Wendy Barker In Praise of Stumps

Dumb as a stump, they say. My neighbor______
______hates stumps, and, after sawing down half
the trees on his manicured acre, wants all
______the stumps removed. Eyesores, they take
up space on his lawn. Not an easy job,
______stump removal. Grinders cost at least
a hundred bucks a day to rent, and he'd
______need goggles, a chain saw, a pick mattock,
digging bar, and a shovel. Potassium nirate
______works, with a drill and kerosene. Years ago,
I'd planned to rid my yard of its scraggly
______stumps, till I learned the roots of trees feed
each other, pump sugar into a stump
______to keep it from dying and the stump will
send out new sprouts that can lift into
______saplings, and then, in time, into full-sized
trees. I hadn't known that stumps provide
______nesting sites for chickadees, titmice, owls,
and woodpeckers, shelter for chipmunks,
______shrews, salamanders, and foxes. But my
neighbor's not the only one in this
______suburban enclave with codes more rigid
than a concrete slab: grass over six inches
______high bordering the street and you're in for
a big fine. I'm thinking of Hopkins'
______"Long live the weeds." I like our grasses
tall enough to ripple in the wind,
______so native salvias can bloom and feed
the butterflies and hummingbirds.

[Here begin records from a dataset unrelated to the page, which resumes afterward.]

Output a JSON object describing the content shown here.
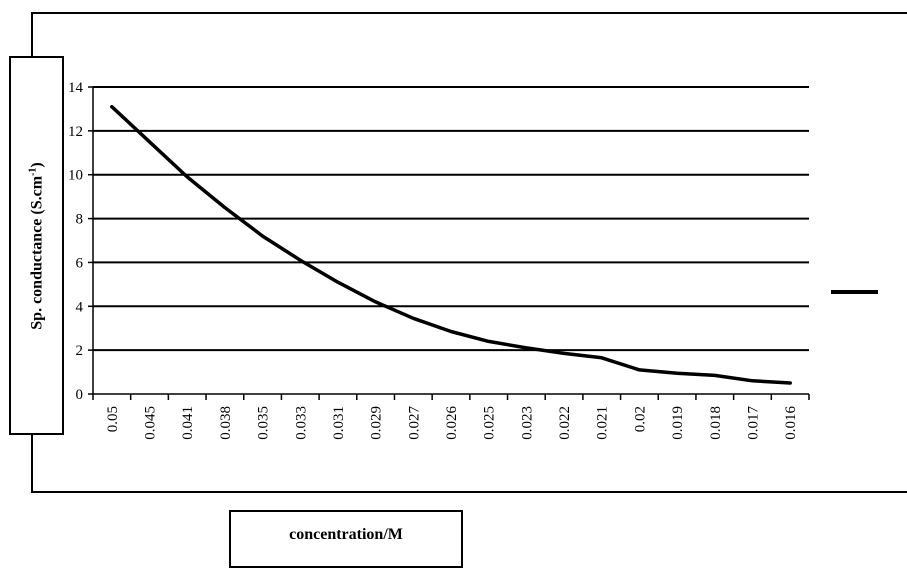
{
  "chart_data": {
    "type": "line",
    "title": "",
    "xlabel": "concentration/M",
    "ylabel_main": "Sp. conductance (S.cm",
    "ylabel_sup": "-1",
    "ylabel_tail": ")",
    "categories": [
      "0.05",
      "0.045",
      "0.041",
      "0.038",
      "0.035",
      "0.033",
      "0.031",
      "0.029",
      "0.027",
      "0.026",
      "0.025",
      "0.023",
      "0.022",
      "0.021",
      "0.02",
      "0.019",
      "0.018",
      "0.017",
      "0.016"
    ],
    "points": [
      {
        "x": "0.05",
        "y": 13.1
      },
      {
        "x": "0.045",
        "y": 11.5
      },
      {
        "x": "0.041",
        "y": 9.9
      },
      {
        "x": "0.038",
        "y": 8.5
      },
      {
        "x": "0.035",
        "y": 7.2
      },
      {
        "x": "0.033",
        "y": 6.1
      },
      {
        "x": "0.031",
        "y": 5.1
      },
      {
        "x": "0.029",
        "y": 4.2
      },
      {
        "x": "0.027",
        "y": 3.45
      },
      {
        "x": "0.026",
        "y": 2.85
      },
      {
        "x": "0.025",
        "y": 2.4
      },
      {
        "x": "0.023",
        "y": 2.1
      },
      {
        "x": "0.022",
        "y": 1.85
      },
      {
        "x": "0.021",
        "y": 1.65
      },
      {
        "x": "0.02",
        "y": 1.1
      },
      {
        "x": "0.019",
        "y": 0.95
      },
      {
        "x": "0.018",
        "y": 0.85
      },
      {
        "x": "0.017",
        "y": 0.6
      },
      {
        "x": "0.016",
        "y": 0.5
      }
    ],
    "ylim": [
      0,
      14
    ],
    "yticks": [
      0,
      2,
      4,
      6,
      8,
      10,
      12,
      14
    ],
    "grid": true,
    "legend": {
      "position": "right",
      "entries": [
        ""
      ]
    },
    "line_color": "#000000"
  }
}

Sick
______of tidiness, the desire to emulate British
country estates with our faux scaled-
______down mini-mansions floating on green
carpet no one ever touches, other than
______a hired man on his ride-em mower who
keeps the outdoors outside, keeps anyone
______from taking too deep a breath, from any
Whitmanesque desire to go live with
______the animals, which I'm fantasizing I might
want to do, but right now, I'll go out,
______speak to my dead trees, tell them I know
their roots are alive, connected to all
______the leafy trees nearby, and I know they're
signaling each other through an
______arboreal internet, their intricate fungal,
mycelial network, maybe warning
______about our thick, dumb-as-a-ditch skulls.